Dans un documentaire de 2009,

The Great Contemporary Art Bubble

, le journaliste et ­critique d’art anglais Ben Lewis formule l’hypothèse d’une bulle spéculative pour expliquer cet aveuglement collectif et cette fuite en avant du marché. Armé d’une fausse naïveté destinée à déstabiliser ses interlocuteurs et d’un chapeau Urban Outfitters qui devait produire le même effet, il fait l’inventaire de toutes ces pratiques malhonnêtes, petits arrangements et combines qui manipulent les prix et font flamber artificiellement les cotes des artistes.

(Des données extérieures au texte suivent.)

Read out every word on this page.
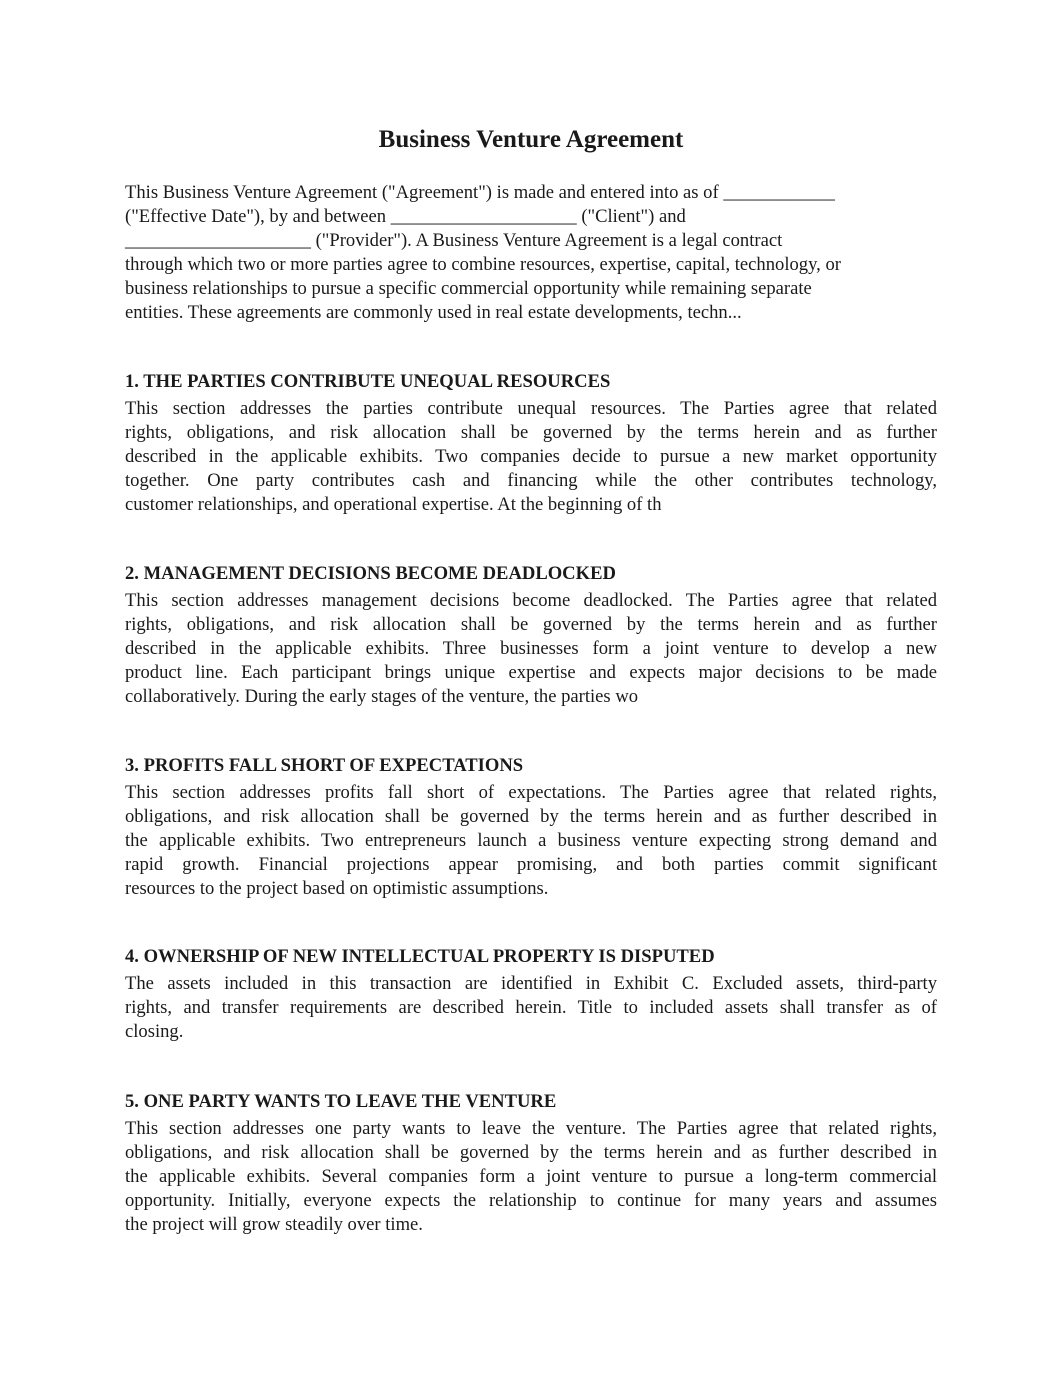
Business Venture Agreement
This Business Venture Agreement ("Agreement") is made and entered into as of ____________
("Effective Date"), by and between ____________________ ("Client") and
____________________ ("Provider"). A Business Venture Agreement is a legal contract
through which two or more parties agree to combine resources, expertise, capital, technology, or
business relationships to pursue a specific commercial opportunity while remaining separate
entities. These agreements are commonly used in real estate developments, techn...
1. THE PARTIES CONTRIBUTE UNEQUAL RESOURCES
This section addresses the parties contribute unequal resources. The Parties agree that related
rights, obligations, and risk allocation shall be governed by the terms herein and as further
described in the applicable exhibits. Two companies decide to pursue a new market opportunity
together. One party contributes cash and financing while the other contributes technology,
customer relationships, and operational expertise. At the beginning of th
2. MANAGEMENT DECISIONS BECOME DEADLOCKED
This section addresses management decisions become deadlocked. The Parties agree that related
rights, obligations, and risk allocation shall be governed by the terms herein and as further
described in the applicable exhibits. Three businesses form a joint venture to develop a new
product line. Each participant brings unique expertise and expects major decisions to be made
collaboratively. During the early stages of the venture, the parties wo
3. PROFITS FALL SHORT OF EXPECTATIONS
This section addresses profits fall short of expectations. The Parties agree that related rights,
obligations, and risk allocation shall be governed by the terms herein and as further described in
the applicable exhibits. Two entrepreneurs launch a business venture expecting strong demand and
rapid growth. Financial projections appear promising, and both parties commit significant
resources to the project based on optimistic assumptions.
4. OWNERSHIP OF NEW INTELLECTUAL PROPERTY IS DISPUTED
The assets included in this transaction are identified in Exhibit C. Excluded assets, third-party
rights, and transfer requirements are described herein. Title to included assets shall transfer as of
closing.
5. ONE PARTY WANTS TO LEAVE THE VENTURE
This section addresses one party wants to leave the venture. The Parties agree that related rights,
obligations, and risk allocation shall be governed by the terms herein and as further described in
the applicable exhibits. Several companies form a joint venture to pursue a long-term commercial
opportunity. Initially, everyone expects the relationship to continue for many years and assumes
the project will grow steadily over time.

Un an plus tard, on s’est demandé si cette description était fidèle à la réalité et si l’hypothèse d’une bulle spéculative tenait la route. On a rencontré Luc Saucier, avocat d’affaires spécialiste du marché de l’art, et on lui a demandé ce qu’il en était. En un sens, Luc Saucier restitue sa dignité capitaliste au marché de l’art, en démontrant qu’il n’est pas moins crapuleux, opaque et corrompu que les autres marchés économiques. Il nous explique surtout que les acteurs de ce marché, galeries, collectionneurs, institutions – et même les artistes – savent se montrer très créatifs dès qu’il s’agit de défendre leurs intérêts.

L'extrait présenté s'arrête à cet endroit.